The accounts of Europeans held captive by Indians form a third group of interest. A collection in the Rare Book Division of more than 500 rare copies, reprints, and the like contains first editions of the sixteenth-century accounts of Nu&nmacr;ez Cabeza de Vaca, Juan Ortiz, and Hans Staden. From the seventeenth century come A True History of the Captivity and Restoration of Mrs. Mary Rowlandson (London, 1682) and the account of Quentin Stockwell printed in Increase Mather's An Essay for the Recording of Illustrious Providences (Boston, 1684). There is a copy of Jonathan Dickenson's God's Protecting Providence (Philadelphia, 1699), and in addition, a translation of that account published by Christopher Saur in Germantown, Pennsylvania (1756). Narratives of captives in the eighteenth century are represented by the extremely rare second edition of John Williams's The Redeemed Captive Returning to Zion (Boston, 1720) and by the famous The Adventures of Col. Daniel Boon; a photostatic copy of the latter is housed by the Rare Book Division, and a printed example is found in John Filson's The Discovery, Settlement and Present State of Kentucke (Wilmington, 1784) in the Arents Collection.8 The unusual collection relating to Indian place names is also worthy of mention.

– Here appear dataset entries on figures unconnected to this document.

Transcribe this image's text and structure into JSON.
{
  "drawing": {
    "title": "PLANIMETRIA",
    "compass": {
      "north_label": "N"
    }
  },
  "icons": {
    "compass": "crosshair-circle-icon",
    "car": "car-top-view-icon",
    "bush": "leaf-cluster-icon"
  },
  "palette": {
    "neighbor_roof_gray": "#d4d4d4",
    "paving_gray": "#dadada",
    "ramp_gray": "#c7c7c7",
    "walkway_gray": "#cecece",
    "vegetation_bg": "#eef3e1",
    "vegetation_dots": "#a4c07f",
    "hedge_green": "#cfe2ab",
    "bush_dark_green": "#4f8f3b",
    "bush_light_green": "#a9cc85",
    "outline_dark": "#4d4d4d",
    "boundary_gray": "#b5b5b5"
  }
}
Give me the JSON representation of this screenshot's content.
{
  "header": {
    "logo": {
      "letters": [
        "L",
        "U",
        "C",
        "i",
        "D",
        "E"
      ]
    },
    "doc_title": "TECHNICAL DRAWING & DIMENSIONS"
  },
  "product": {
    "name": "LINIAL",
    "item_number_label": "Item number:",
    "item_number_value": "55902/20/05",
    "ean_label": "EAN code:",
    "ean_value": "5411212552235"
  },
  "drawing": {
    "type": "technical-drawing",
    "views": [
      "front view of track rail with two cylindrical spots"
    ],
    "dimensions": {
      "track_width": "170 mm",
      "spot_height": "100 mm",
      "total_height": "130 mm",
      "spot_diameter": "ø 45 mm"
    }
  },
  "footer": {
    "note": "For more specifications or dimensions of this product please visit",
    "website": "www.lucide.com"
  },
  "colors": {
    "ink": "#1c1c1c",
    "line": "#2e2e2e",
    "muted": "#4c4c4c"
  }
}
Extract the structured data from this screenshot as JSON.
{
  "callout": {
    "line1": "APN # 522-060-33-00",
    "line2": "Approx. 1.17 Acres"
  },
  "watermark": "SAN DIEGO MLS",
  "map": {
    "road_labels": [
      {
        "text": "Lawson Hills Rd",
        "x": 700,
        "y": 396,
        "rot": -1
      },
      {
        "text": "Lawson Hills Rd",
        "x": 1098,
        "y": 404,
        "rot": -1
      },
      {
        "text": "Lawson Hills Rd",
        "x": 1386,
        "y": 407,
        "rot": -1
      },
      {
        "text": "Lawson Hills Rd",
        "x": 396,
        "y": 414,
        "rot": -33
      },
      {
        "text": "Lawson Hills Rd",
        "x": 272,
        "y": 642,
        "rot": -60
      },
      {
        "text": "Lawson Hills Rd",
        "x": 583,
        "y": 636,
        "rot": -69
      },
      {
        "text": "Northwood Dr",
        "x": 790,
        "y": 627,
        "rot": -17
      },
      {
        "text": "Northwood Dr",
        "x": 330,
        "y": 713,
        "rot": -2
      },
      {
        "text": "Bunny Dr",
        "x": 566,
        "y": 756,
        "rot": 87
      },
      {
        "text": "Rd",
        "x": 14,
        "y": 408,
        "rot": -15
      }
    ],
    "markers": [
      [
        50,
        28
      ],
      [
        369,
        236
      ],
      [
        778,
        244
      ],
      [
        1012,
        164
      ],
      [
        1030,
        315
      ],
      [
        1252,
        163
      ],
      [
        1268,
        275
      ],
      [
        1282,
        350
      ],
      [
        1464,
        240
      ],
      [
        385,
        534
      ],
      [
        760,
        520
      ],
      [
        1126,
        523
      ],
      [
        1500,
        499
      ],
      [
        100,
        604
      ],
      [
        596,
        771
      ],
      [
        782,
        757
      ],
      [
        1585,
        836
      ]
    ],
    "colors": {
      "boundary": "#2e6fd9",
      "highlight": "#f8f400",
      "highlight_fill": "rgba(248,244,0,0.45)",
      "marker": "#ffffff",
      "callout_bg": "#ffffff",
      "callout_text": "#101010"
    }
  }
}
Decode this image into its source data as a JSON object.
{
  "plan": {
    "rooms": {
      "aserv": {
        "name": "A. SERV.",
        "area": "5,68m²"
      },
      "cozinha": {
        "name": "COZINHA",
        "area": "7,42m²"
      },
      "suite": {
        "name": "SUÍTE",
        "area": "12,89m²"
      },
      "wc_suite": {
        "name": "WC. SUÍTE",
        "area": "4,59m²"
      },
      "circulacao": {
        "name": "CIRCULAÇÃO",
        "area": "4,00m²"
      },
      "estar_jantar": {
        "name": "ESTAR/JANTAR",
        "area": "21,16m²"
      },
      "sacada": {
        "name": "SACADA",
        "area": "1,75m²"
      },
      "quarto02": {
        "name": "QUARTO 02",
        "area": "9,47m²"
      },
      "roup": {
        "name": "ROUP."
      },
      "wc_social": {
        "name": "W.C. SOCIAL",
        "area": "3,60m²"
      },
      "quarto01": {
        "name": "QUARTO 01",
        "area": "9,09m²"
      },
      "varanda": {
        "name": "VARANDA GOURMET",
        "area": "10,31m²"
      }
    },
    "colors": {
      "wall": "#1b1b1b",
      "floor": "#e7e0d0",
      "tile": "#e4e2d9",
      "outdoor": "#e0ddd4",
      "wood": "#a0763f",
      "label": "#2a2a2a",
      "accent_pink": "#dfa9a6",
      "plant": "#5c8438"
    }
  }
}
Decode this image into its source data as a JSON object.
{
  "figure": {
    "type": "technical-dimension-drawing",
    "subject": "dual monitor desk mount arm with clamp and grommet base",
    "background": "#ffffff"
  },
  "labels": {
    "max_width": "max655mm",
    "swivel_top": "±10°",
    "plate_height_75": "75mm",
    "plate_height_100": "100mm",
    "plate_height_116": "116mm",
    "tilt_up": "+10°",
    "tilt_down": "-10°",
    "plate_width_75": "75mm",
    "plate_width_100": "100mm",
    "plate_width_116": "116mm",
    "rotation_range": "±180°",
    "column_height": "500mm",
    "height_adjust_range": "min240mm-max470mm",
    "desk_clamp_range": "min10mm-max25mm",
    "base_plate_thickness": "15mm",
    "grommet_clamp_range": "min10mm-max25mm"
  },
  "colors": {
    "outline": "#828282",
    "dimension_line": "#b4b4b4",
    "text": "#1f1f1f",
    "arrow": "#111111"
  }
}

The Chalmers papers and the Schuyler Indian papers in the Manuscripts and Archives Division are the most extensive manuscript materials relating to the American Indian. The Chalmers collection of transcripts and original documents relating to the American colonies includes about 50 items dating from 1750 to 1775; it contains extracts from treaties, proceedings at councils with various tribes, intelligence brought in by spies, and letters of Sir William Johnson. Among the papers of General Philip Schuyler, one of the commissioners of Indian affairs in the Northern Department and agent of the state of New York, are speeches made at Indian councils, notes of proceedings, minutes of the commissioners' meetings, accounts of supplies, letters, resolutions of Congress, and various papers relating to the lands of the Six Nations, including numerous claims filed in 1795 by white settlers on the Cayuga reservation. About 550 items date 1764-97.

The American History Division maintains a number of scrapbooks and a card file index to American Indian design. The Picture (Illustrations) Index in the division includes many references to American Indians.